WASHINGTON, June 12, 2002 – The 495 U.S. military officers, civilians and international students who graduated today from the National Defense University here have forged a special bond, according to Air Force Gen. Richard B. Myers.

"You watched the Pentagon burn on Sept. 11," the chairman of the Joint Chiefs of Staff reminded the students. On that day, the 451 Americans and 44 international students became known as the "September 11 Class" and they took on a new role in the war on terrorism.

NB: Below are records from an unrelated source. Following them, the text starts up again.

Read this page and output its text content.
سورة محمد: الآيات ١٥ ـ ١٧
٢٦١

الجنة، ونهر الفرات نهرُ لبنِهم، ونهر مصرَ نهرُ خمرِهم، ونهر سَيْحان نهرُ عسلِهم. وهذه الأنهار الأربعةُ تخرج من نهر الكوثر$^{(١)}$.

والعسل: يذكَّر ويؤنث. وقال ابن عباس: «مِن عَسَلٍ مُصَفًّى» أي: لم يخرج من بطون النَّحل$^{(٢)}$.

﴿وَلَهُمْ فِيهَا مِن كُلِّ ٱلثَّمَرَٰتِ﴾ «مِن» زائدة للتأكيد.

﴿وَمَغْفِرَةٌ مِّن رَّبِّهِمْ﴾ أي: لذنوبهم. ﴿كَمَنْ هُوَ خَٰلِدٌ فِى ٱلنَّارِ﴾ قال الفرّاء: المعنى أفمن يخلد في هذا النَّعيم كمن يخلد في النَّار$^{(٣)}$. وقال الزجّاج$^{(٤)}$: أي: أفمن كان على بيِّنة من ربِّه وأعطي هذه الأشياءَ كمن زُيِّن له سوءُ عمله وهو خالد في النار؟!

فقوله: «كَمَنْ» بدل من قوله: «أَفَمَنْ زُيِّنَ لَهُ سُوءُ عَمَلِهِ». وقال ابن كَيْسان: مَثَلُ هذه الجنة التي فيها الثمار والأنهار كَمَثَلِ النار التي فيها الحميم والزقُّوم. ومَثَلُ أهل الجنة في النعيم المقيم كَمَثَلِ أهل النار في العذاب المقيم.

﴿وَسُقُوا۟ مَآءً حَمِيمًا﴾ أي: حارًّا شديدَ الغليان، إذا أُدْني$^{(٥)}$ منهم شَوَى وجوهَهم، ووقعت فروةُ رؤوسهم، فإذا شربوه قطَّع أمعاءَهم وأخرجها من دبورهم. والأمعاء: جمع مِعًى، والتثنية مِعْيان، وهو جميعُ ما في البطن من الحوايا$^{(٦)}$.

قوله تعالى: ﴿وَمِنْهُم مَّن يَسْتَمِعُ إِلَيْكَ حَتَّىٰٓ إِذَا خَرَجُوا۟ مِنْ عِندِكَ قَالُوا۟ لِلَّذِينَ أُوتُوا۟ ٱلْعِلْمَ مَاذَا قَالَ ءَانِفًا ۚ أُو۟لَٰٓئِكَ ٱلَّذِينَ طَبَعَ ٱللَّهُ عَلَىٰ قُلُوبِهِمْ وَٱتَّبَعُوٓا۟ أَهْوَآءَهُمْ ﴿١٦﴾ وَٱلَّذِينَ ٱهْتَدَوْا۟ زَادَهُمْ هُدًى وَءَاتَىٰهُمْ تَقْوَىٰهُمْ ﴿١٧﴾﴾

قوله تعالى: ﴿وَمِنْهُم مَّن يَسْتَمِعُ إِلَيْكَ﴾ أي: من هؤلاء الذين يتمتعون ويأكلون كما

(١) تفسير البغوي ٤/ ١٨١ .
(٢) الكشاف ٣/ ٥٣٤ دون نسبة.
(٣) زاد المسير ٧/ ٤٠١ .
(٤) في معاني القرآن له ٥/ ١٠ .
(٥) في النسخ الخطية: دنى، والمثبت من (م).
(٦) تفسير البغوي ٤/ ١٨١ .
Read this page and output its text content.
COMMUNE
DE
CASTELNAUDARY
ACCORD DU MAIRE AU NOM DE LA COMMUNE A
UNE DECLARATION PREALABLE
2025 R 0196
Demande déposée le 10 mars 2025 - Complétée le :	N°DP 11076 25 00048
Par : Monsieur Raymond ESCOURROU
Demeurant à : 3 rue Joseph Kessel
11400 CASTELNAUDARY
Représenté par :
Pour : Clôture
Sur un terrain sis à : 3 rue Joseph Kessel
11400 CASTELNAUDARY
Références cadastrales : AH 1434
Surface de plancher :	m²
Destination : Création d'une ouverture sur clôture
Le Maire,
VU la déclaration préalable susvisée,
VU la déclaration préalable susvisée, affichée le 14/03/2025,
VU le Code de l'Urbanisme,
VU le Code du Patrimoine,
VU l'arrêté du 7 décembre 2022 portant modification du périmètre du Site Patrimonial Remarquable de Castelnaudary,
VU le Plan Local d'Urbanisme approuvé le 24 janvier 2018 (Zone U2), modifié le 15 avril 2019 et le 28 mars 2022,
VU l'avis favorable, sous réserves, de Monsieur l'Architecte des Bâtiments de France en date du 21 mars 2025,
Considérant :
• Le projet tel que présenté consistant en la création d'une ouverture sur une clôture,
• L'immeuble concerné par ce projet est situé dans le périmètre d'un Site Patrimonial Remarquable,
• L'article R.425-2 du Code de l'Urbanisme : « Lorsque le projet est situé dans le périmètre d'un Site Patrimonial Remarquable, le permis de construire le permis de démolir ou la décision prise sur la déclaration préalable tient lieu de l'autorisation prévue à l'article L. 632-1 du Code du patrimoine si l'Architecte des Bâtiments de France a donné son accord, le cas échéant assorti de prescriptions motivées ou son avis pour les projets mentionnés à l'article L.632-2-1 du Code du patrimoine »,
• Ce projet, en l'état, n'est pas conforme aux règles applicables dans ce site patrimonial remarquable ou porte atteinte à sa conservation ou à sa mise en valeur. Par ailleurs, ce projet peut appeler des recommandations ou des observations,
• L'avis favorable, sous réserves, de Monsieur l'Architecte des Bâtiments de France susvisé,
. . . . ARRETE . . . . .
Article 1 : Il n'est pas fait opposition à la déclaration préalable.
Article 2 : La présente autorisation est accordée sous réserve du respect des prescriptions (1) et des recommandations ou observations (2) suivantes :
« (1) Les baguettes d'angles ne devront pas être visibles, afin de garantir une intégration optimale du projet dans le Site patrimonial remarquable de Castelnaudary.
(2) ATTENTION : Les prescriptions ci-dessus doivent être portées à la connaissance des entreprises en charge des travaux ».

"You have forged bonds that you're going to need as we continue this fight globally against terrorism," Myers said. "My challenge to you is to build those relationships and to keep your minds receptive to new ideas."

He urged the students to think about what kind of leaders they'll be. "Are you going to encourage your supporters to be innovative or are you going to squelch them?" he asked.

Myers told the students to reject those who resist change by saying, "We've never done it that way." He said the graduates need to be flexible, adaptable and smart. "We want folks who can tell the chain of command what they need to do, not what they want to hear."

No matter where they're assigned next, he stressed, the war on terrorism must be their primary focus.

"You can be guaranteed one thing," he said. "We know the terrorist pressure is going to be relentless. So our pressure must be relentless."

U.S. defense officials have learned the terrorists are patient, disciplined and shrewd. "They think and they adapt," he said. "They've adapted to our initial weapons in Afghanistan and they'll keep adapting. That's what we're up against."

"Terrorists kill innocent civilians," Myers said. "Our job is to protect the innocent. They seek violence and bloodshed. We seek peace. They're driven by hate. We're motivated by compassion. Their contempt of human life has been shown. We respect human dignity."

U.S. officials know terrorists are planning the next attack. "We don't know where or when or what magnitude," he said. "We do not know if it's going to include weapons of mass destruction, but if they can get their hands on them, they will (use them)."

Countering the threat requires fresh thinking and better information sharing among U.S. government agencies, civilian organizations and coalition partners, he noted.

"We share a risk -- everybody in this class -- like we have never shared a risk before," Myers said. "We're in this together. We also share a common commitment to do what we can do to protect our citizens against this threat."

The military must be resolute in this endeavor, Myers concluded. "This has to be our primary focus. If we do that, there's no doubt in my mind that we will win. We must win."